Based on observation, and interview, for three of 10 bedrooms observed, the manager failed to ensure a resident's sleeping area had a window or door that could be used for direct egress to outside the building. The deficient practice posed a safety risk to a resident who would not be able to exit to the outside of the building in the event of an emergency, and an inability to exit the window. Findings include: 1. During an environmental inspection with E3, the compliance officer observed the bedrooms for R3 (received personal care services), R4 (received directed care services) and R5 (received directed care services) had a window; however, the window had furniture blocking direct egress from the window. All bedrooms had a bed in front of the window. 2. In an interview, the findings were reviewed with E1, who acknowledged a resident's sleeping area is required to have a window or door that can be used for direct egress to outside the building. 3. Technical assistance was provided during the prior compliance inspection conducted on May 3, 2022.
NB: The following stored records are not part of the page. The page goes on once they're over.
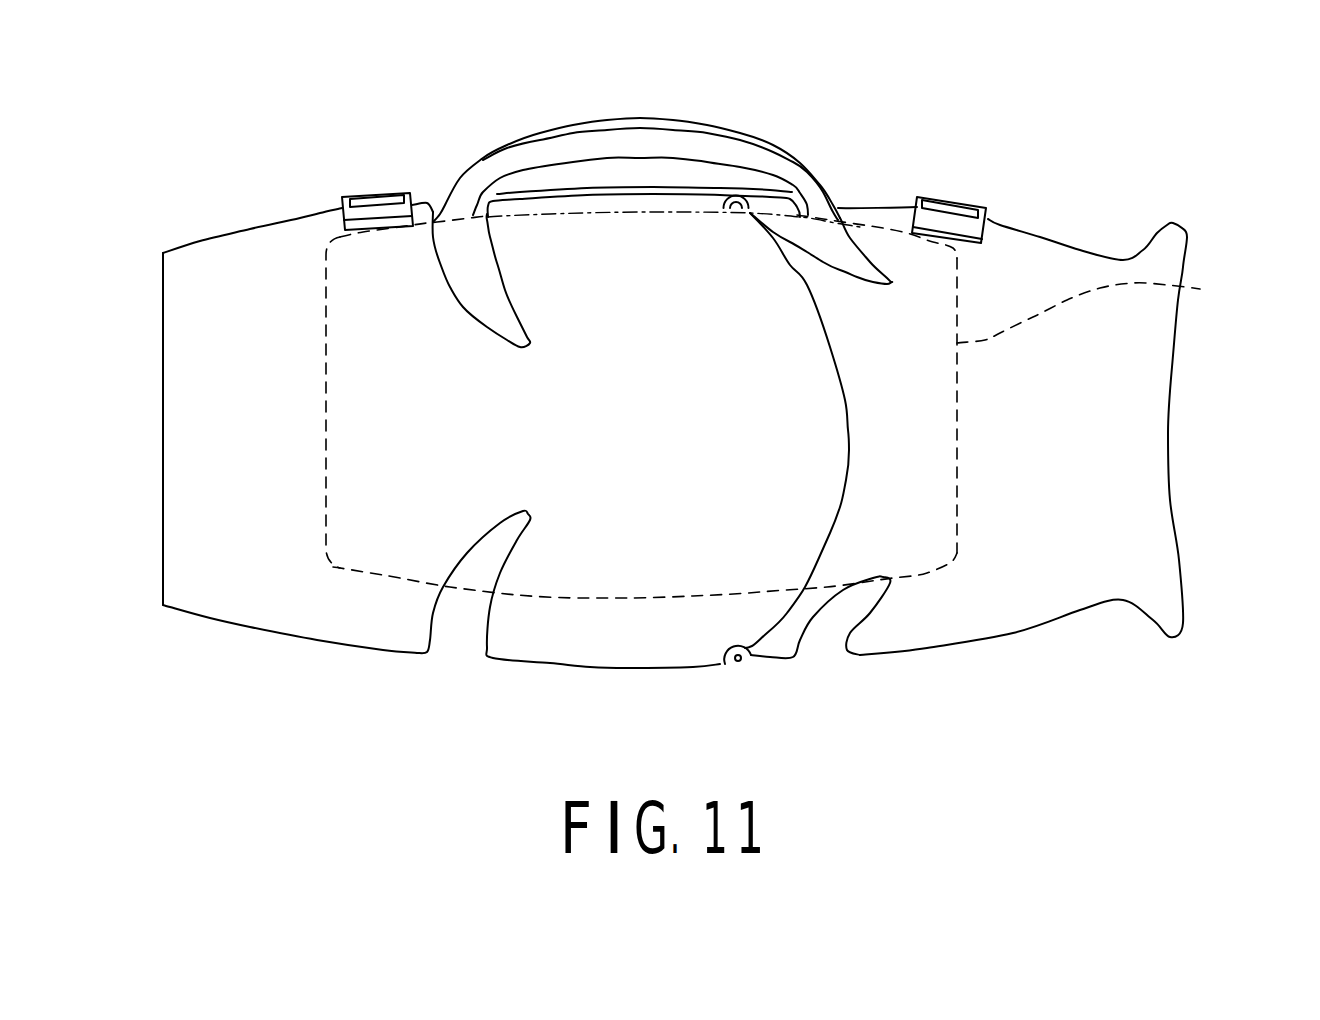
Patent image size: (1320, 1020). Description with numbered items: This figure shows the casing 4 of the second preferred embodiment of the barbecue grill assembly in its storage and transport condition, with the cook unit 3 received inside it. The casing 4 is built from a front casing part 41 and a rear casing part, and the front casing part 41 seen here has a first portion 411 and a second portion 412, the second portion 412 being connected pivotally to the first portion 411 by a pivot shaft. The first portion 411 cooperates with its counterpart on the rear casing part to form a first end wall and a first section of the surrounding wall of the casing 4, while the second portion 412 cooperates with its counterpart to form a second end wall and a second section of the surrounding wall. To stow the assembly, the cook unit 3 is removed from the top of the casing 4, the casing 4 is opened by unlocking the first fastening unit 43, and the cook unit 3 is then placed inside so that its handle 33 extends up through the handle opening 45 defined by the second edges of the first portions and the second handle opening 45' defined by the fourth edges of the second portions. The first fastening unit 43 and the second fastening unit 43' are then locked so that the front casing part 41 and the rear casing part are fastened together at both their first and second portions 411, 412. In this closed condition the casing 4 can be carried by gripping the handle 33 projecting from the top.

The cook unit 3 is at (1195, 288).
The casing 4 is at (1207, 425).
The front casing part 41 is at (633, 679).
The first portion 411 is at (335, 627).
The second portion 412 is at (1018, 600).
The first fastening unit 43 is at (333, 176).
The second fastening unit 43' is at (1012, 187).
The handle 33 is at (823, 180).
The handle opening 45 is at (476, 207).
The second handle opening 45' is at (866, 202).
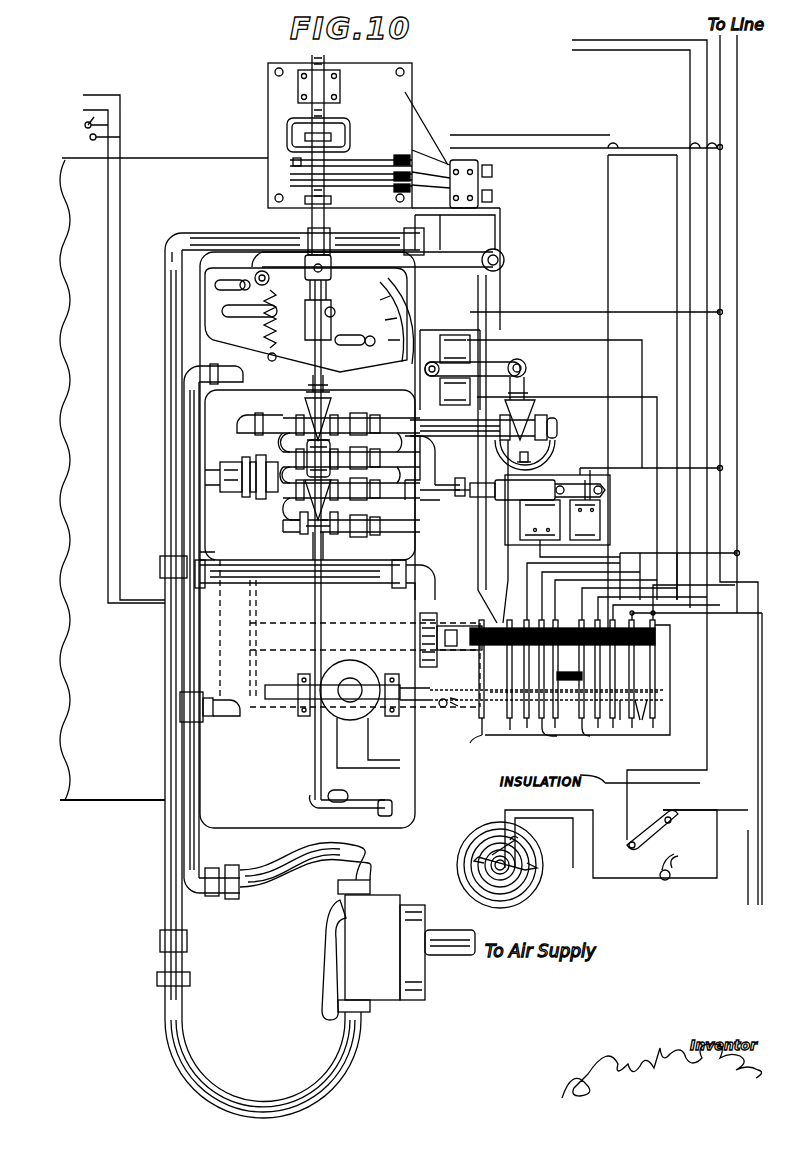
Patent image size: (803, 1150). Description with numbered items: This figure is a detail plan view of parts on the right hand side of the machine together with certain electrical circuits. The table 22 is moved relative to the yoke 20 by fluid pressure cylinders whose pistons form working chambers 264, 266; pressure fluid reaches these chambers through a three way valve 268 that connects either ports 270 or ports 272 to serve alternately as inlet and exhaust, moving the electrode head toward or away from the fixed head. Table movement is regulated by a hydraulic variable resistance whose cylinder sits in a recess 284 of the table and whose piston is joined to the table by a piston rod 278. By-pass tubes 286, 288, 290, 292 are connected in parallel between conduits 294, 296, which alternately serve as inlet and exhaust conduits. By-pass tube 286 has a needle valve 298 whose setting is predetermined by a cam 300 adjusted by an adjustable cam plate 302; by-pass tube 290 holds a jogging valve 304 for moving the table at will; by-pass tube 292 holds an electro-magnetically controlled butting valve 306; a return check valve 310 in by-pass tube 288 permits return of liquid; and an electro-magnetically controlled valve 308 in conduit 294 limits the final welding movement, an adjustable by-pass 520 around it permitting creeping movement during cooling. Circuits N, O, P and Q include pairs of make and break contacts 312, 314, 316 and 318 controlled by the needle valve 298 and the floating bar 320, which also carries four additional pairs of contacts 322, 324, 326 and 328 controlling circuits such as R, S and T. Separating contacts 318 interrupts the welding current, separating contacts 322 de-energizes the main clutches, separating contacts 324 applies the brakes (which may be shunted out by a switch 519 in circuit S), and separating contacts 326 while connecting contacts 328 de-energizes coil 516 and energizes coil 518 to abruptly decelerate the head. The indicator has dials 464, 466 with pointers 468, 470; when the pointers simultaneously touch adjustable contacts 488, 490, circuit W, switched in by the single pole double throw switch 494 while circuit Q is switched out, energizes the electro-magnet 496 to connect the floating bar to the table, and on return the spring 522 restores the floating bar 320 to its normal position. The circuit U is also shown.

The yoke 20 is at (492, 330).
The table 22 is at (172, 167).
The working chamber 264 is at (415, 586).
The working chamber 266 is at (250, 562).
The three way valve 268 is at (345, 975).
The ports 270 is at (400, 241).
The ports 272 is at (235, 377).
The piston rod 278 is at (241, 497).
The recess 284 is at (202, 547).
The by-pass tube 286 is at (338, 420).
The by-pass tube 288 is at (380, 422).
The by-pass tube 290 is at (372, 502).
The by-pass tube 292 is at (400, 545).
The conduit 294 is at (548, 432).
The conduit 296 is at (256, 417).
The needle valve 298 is at (310, 403).
The cam 300 is at (359, 309).
The adjustable cam plate 302 is at (232, 336).
The jogging valve 304 is at (311, 516).
The butting valve 306 is at (444, 496).
The electro-magnetically controlled valve 308 is at (528, 410).
The return check valve 310 is at (300, 455).
The make and break contacts 312 is at (292, 160).
The make and break contacts 314 is at (290, 177).
The make and break contacts 316 is at (584, 720).
The make and break contacts 318 is at (543, 722).
The floating bar 320 is at (374, 712).
The make and break contacts 322 is at (510, 720).
The make and break contacts 324 is at (482, 735).
The make and break contacts 326 is at (650, 720).
The make and break contacts 328 is at (616, 720).
The dial 464 is at (528, 895).
The dial 466 is at (494, 905).
The pointer 468 is at (535, 880).
The pointer 470 is at (470, 888).
The adjustable contact 488 is at (502, 831).
The adjustable contact 490 is at (517, 843).
The single pole double throw switch 494 is at (652, 831).
The electro-magnet 496 is at (340, 712).
The coil 516 is at (470, 353).
The coil 518 is at (470, 390).
The switch 519 is at (85, 128).
The adjustable by-pass 520 is at (530, 468).
The spring 522 is at (463, 712).
The circuit S is at (106, 112).
The circuit R is at (604, 50).
The circuit N is at (611, 232).
The circuit O is at (675, 185).
The relay U is at (642, 355).
The circuit T is at (652, 398).
The circuit P is at (612, 479).
The circuit W is at (668, 848).
The circuit Q is at (748, 898).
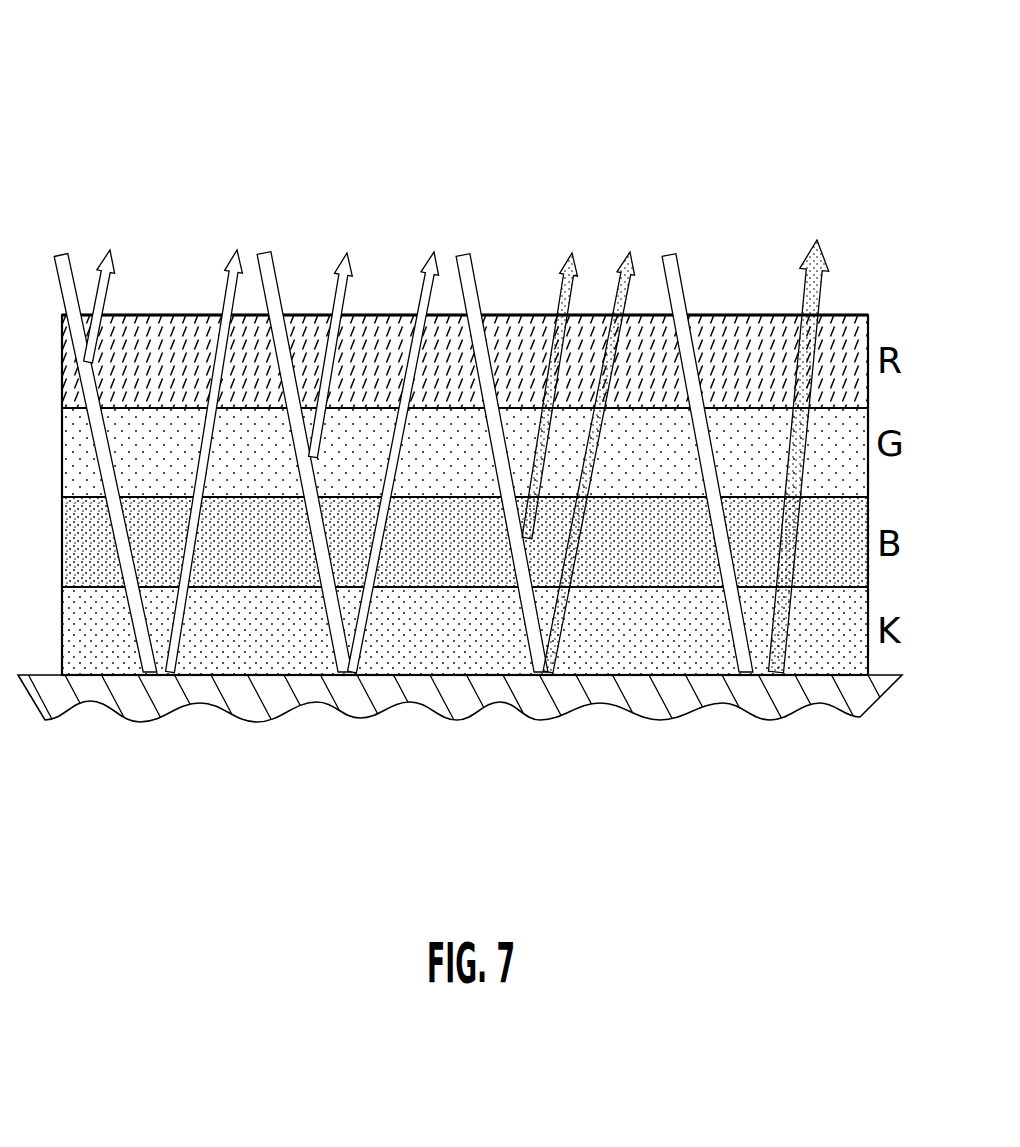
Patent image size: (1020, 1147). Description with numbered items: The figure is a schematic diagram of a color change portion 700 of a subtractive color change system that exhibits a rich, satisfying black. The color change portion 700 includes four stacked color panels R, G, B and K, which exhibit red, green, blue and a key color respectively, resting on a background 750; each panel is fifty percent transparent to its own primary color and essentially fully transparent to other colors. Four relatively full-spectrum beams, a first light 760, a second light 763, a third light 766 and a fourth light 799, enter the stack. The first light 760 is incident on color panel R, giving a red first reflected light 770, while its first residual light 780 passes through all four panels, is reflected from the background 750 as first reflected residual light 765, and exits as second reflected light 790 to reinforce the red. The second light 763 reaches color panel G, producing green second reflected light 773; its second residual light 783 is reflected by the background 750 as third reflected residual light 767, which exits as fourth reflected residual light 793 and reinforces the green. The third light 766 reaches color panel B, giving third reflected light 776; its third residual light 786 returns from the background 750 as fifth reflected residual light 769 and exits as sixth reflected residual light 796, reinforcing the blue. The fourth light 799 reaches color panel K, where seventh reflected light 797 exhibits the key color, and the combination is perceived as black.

The color change portion 700 is at (136, 86).
The background 750 is at (890, 676).
The first light 760 is at (63, 252).
The second light 763 is at (266, 250).
The third light 766 is at (464, 252).
The fourth light 799 is at (671, 252).
The first reflected light 770 is at (112, 250).
The second reflected light 773 is at (345, 254).
The third reflected light 776 is at (571, 254).
The second reflected light 790 is at (238, 252).
The fourth reflected residual light 793 is at (433, 252).
The sixth reflected residual light 796 is at (630, 252).
The seventh reflected light 797 is at (816, 240).
The first residual light 780 is at (143, 647).
The first reflected residual light 765 is at (163, 647).
The second residual light 783 is at (342, 650).
The third reflected residual light 767 is at (355, 648).
The third residual light 786 is at (533, 647).
The fifth reflected residual light 769 is at (553, 648).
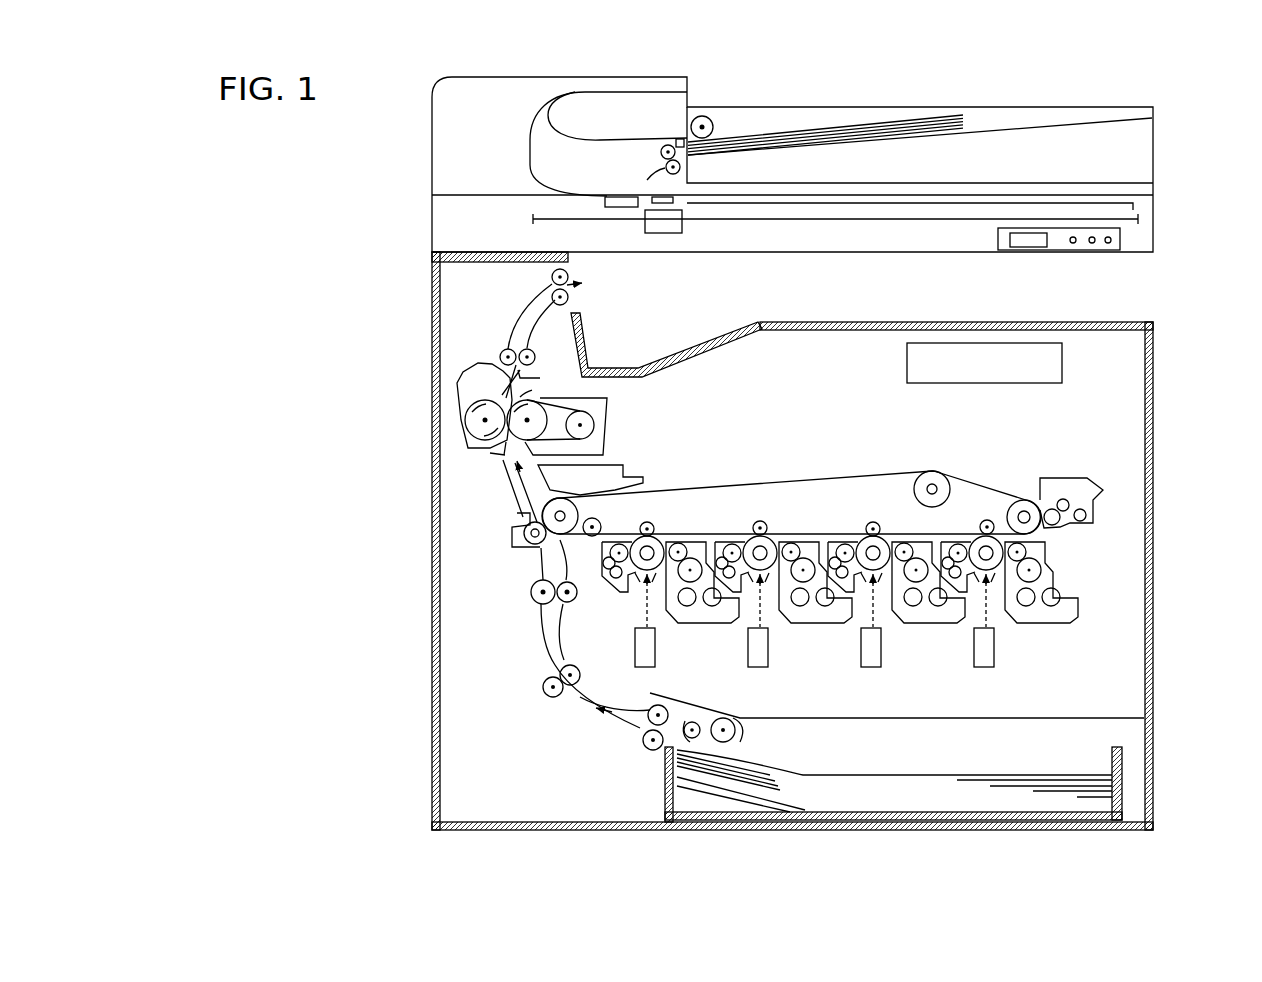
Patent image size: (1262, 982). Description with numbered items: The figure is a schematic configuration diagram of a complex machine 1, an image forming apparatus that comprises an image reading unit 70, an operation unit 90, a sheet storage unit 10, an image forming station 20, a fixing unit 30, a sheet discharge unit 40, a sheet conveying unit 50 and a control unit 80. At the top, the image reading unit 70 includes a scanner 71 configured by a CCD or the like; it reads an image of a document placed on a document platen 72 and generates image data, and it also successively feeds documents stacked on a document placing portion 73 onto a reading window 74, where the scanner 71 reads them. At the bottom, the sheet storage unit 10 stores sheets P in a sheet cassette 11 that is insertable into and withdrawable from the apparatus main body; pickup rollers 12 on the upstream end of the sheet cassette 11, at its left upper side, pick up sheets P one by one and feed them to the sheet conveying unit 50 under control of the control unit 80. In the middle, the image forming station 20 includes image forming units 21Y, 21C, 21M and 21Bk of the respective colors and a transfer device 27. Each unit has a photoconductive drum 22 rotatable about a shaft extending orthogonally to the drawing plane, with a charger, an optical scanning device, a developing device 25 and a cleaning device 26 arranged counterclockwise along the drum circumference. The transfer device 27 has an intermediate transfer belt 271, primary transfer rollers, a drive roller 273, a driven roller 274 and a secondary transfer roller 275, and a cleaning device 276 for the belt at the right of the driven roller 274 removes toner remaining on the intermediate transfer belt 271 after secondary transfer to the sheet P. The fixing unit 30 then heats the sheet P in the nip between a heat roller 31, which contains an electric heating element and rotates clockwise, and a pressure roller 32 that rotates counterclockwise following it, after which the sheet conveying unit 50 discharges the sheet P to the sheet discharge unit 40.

Based on observation and interview, for three of 10 resident bedrooms, the manager failed to ensure that each sleeping area had linen, including a mattress pad. Findings include: 1. During an environmental inspection with E3, the compliance officer observed the beds for R1, R3, and R8, did not have a mattress pad. 2. During an interview, E3 reported the beds were provided by the facility. E1 and E3 acknowledged the residents' beds were required to have a mattress pad.